In conclusion, in this sample of socially disadvantage background Hispanic infants and toddlers' participants of the WIC program, most had diets deficient of vitamins D and E. However, supplement use significantly decreased the proportion of infants with vitamin D and E intakes below the DRI. This indicates that supplements are important sources of these nutrients for meeting the recommended levels. Magnesium and zinc were consumed excessively by most, which may have long-term health consequences. It is important to understand these patterns, as it may be indicative of future nutritional deficiencies and excesses.

Acknowledgments

This study was conducted with support from University of Puerto Rico Central Administration Grant, Capacity Advancement in Research Infrastructure, UPR-MFP 6251123 and in part by Awards 8G12MD007600, 2U54MD007587 and U54MD008149 from the National Institute on Minority Health and Health Disparities. The content is solely the responsibility of the authors and does not necessarily represent the official views of the National Institutes of Health.

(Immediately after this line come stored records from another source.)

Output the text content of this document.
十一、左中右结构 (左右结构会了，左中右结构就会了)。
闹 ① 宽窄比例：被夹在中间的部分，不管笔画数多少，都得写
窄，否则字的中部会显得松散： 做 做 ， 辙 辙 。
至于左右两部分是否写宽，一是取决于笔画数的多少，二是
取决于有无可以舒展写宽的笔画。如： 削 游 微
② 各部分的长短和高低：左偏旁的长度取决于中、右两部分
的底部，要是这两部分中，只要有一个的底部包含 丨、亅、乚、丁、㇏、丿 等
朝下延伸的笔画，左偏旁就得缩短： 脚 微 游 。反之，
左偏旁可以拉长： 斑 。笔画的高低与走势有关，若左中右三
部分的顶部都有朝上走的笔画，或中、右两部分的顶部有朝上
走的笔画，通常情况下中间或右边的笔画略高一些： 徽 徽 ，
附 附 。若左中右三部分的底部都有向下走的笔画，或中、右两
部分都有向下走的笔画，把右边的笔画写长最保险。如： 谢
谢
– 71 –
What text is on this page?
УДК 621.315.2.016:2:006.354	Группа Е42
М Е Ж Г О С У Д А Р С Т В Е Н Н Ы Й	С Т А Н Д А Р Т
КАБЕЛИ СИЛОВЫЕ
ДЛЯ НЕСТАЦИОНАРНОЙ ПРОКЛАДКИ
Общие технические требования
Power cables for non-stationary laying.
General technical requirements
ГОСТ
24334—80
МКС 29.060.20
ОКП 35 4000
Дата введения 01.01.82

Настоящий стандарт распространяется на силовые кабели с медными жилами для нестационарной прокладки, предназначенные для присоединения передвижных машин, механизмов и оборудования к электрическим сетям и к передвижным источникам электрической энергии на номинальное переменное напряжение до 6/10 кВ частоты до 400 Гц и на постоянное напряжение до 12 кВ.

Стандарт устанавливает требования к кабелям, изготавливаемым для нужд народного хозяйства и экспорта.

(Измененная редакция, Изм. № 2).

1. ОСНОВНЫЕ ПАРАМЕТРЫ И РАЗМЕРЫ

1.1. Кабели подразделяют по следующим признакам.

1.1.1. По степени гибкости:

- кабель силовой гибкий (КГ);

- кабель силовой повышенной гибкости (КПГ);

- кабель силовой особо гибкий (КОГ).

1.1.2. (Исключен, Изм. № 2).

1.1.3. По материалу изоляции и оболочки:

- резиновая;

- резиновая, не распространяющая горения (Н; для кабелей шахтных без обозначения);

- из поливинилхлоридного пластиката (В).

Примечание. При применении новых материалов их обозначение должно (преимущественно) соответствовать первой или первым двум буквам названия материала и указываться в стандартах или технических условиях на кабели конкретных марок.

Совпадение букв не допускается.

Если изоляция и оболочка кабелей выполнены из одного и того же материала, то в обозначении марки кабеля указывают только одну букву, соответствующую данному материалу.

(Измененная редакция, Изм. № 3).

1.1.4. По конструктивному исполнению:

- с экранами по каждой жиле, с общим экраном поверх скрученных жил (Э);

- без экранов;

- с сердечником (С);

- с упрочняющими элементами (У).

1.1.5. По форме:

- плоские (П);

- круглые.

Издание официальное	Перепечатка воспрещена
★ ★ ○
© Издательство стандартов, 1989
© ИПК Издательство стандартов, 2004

We thank the Puerto Rico WIC Program for their support, in particular to Dana Miró (Executive Director), Blanca Sastre (Interim supervisor of Nutrition and Lactation Division), and Marta Meaux, Nutrition Supervisor of the Trujillo Alto Clinic and her team.

List of Abbreviations

WIC

Women, Infant, and Children program

DRI

Dietary Recommended Intakes

IOM

Institute of Medicine

RDA

Recommended Dietary Intake

AI

Adequate Intake

UL

Tolerable Upper Intake Level

NHANES

National Health and Nutrition Examination Survey

FITS

Feeding Infants and Toddlers Study

AAP

American Academy of Pediatrics

CDC

Center for Disease Control

Footnotes

There is no conflict of interest to disclose.